Thursday, September 15, 2016

I Still Think Clinton Will Win, But It'll Be Close


How an election can change in just a few weeks. Roughly two weeks ago, Hillary Clinton commanded a roughly six-point lead in the two-way RealClearPolitics polling average, and a four-point lead when Gary Johnson and Jill Stein were included. Her lead in the Electoral College was commanding, and seemingly insurmountable.

Two weeks later, Clinton is still ahead. But she now leads by just two and a half points in the two-way race, and by a similar margin in the four-way race—still the candidate to beat, but in a race far closer than many could have imagined in the aftermath of her triumphant acceptance of the Democratic nomination a month ago.

State polling results tell a similar story, with statistical ties in Florida and Ohio, and a somewhat narrowing race in Pennsylvania and possibly Virginia. New polls out last week from reliably Democratic Northeastern states like New Jersey and Rhode Island show a much closer gap than expected, though Clinton still holds a strong single-digit lead there.

Despite all this, Clinton is still ahead in both national polls and the Electoral College, and state-level polling still shows struggles for Trump in Arizona and Georgia especially, as well as North Carolina. If Clinton were to win all three of those states it would offset any potential lose of Pennsylvania, Florida, or Ohio.
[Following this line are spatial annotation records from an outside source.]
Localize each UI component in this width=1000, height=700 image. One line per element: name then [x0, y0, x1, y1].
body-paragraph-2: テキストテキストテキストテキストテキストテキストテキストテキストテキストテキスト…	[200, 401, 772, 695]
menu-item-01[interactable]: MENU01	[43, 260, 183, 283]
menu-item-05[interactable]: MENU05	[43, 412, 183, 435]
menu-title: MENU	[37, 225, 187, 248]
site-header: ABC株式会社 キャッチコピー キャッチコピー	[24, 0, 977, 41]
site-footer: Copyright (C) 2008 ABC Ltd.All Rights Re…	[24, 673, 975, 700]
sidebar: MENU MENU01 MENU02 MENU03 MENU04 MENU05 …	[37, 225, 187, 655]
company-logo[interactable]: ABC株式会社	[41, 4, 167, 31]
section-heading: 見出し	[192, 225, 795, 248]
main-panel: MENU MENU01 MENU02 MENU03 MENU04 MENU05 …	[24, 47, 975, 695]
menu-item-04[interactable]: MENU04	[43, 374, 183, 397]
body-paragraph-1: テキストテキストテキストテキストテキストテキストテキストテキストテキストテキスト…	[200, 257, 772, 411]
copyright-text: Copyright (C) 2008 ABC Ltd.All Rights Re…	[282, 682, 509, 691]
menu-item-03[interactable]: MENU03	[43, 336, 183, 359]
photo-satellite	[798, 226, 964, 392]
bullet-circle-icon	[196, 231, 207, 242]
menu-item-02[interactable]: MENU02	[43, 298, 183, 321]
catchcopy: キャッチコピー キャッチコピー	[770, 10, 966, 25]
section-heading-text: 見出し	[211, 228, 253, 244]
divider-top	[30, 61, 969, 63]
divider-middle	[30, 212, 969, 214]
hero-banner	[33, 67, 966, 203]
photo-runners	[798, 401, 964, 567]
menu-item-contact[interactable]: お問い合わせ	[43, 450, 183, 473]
And, while Clinton continues to lose ground due to the twin scandals of her personal email server and evidence of cronyism at the Clinton Foundation—as well as her blanket smears of Trump supporters—Trump continues to hurt himself by attacking Republicans like Jeff Flake and consistently praising Vladimir Putin.

I’ll admit, my suggestion from July that Clinton pursue a “Fifty-State Strategy” now seems premature. I somehow underestimated the hyper-partisanship of today, which ensures that even a candidate as fundamentally flawed as Donald Trump has the ability to keep the race reasonably close. Of course, Clinton’s own historic unpopularity, combined with the reluctance of the electorate to give the same party control of the White House for twelve straight years, also helps Trump immeasurably. (It’d be fascinating to see by how much Ted Cruz or Marco Rubio would be ahead right now, had one of them won the nomination instead.)

I still think that, in the end, Trump will lose a race that literally any of the sixteen other Republican candidates in the primary could have won. Trump’s own unpopularity, combined with Clinton’s innate appeal to many voters as the first woman president, will eventually put her over the top. But either way, it should be close.